- The contagion will spread through individual or institutional investors that hold both crypto and traditional financial assets or liabilities.
- Total market value of the world’s crypto assets surged 20-fold in just a year and a half after covid-19 to $3 trillion.
The rise in crypto currency trading is likely to pose financial instability in developing countries in coming years, the International Monetary Fund has cautioned.
In a statement, the fund said that their financial sectors may not be well insulated against the sharp movements of the crypto trade.
“The contagion will spread through individual or institutional investors that hold both crypto and traditional financial assets or liabilities hence could lead to large losses on crypto and may drive the investors to rebalance their portfolios,” IMF says.
It said the imbalances could possibly cause financial market volatility or even default on traditional liabilities.
The virtual digital currency is on the rise because of its feature to exchange on a one-to-one basis with physical cash thus easing payments and cutting transaction costs.
Investors buy cryptocurrencies to preserve their savings or carry out international transactions either for individual remittances or for those in diaspora.

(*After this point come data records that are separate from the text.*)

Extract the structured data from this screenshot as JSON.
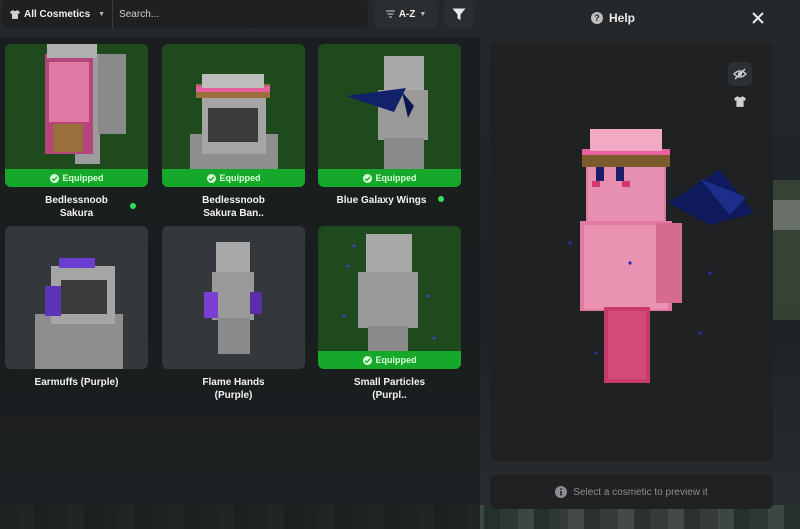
{
  "toolbar": {
    "filter_label": "All Cosmetics",
    "search_placeholder": "Search...",
    "sort_label": "A-Z",
    "filter_button_icon": "funnel-icon",
    "help_label": "Help",
    "close_icon": "close-icon"
  },
  "cosmetics": [
    {
      "name_line1": "Bedlessnoob",
      "name_line2": "Sakura",
      "equipped": true,
      "equipped_label": "Equipped",
      "new_dot": true
    },
    {
      "name_line1": "Bedlessnoob",
      "name_line2": "Sakura Ban..",
      "equipped": true,
      "equipped_label": "Equipped",
      "new_dot": false
    },
    {
      "name_line1": "Blue Galaxy Wings",
      "name_line2": "",
      "equipped": true,
      "equipped_label": "Equipped",
      "new_dot": true
    },
    {
      "name_line1": "Earmuffs (Purple)",
      "name_line2": "",
      "equipped": false,
      "equipped_label": "",
      "new_dot": false
    },
    {
      "name_line1": "Flame Hands",
      "name_line2": "(Purple)",
      "equipped": false,
      "equipped_label": "",
      "new_dot": false
    },
    {
      "name_line1": "Small Particles",
      "name_line2": "(Purpl..",
      "equipped": true,
      "equipped_label": "Equipped",
      "new_dot": false
    }
  ],
  "preview": {
    "hint": "Select a cosmetic to preview it",
    "hide_icon": "eye-off-icon",
    "shirt_icon": "shirt-icon"
  },
  "colors": {
    "equipped_green": "#16a82a",
    "equipped_card": "#1e4a1e",
    "new_dot": "#2ee05a"
  }
}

Before the Covid-19 pandemic, crypto seemed insulated from the financial system with Bitcoin and other assets showing little correlation with equity markets, which helped diffuse financial stability concerns.
Crypto trading however soared during and after the pandemic as millions stayed home and received government aid.
According to the lender, the total market value of the world’s crypto assets surged 20-fold in just a year and a half after Covid-19 to $3 trillion (Sh 359.1 trillion).
INF said while digitalisation can aid the transition to environmentally conscious payment system and also foster financial inclusion, crypto can pose financial stability risks.
Kenya has over four million crypto owners, the largest in Africa, and is ranked among top 15 emerging global economies with the highest percentage of populations who own the digital currency.
In 2021 the United Nations Conference on Trade and Development (UNCTAD) ranked Kenya fourth with 8.5 per cent of its population being digital currency owners.
Ukraine topped the list with 12.7 per cent followed by Russia at 11.9 per cent and Venezuela at 10.3 per cent.
Returns from cryptocurrency trading and holding are known to be highly speculative just like other speculative trades.
They are overshadowed by the risks and costs they pose in developing countries.
The Central Bank of Kenya(CBK) holds the same opinion on crypto regulation. Early this year, governor Patrick Njoroge said the regulator still does not support cryptocurrency transactions.
“Because of the risks involved even as such dealings increase, Kenyans should avoid peer-to-peer cryptocurrency transaction since it is not regulated,” he said.
Globally, over 300 million people use or own cryptocurrencies as of 2022 while the global crypto market cap stands at $1.06 trillion(Sh119.7 trillion) as of August this year.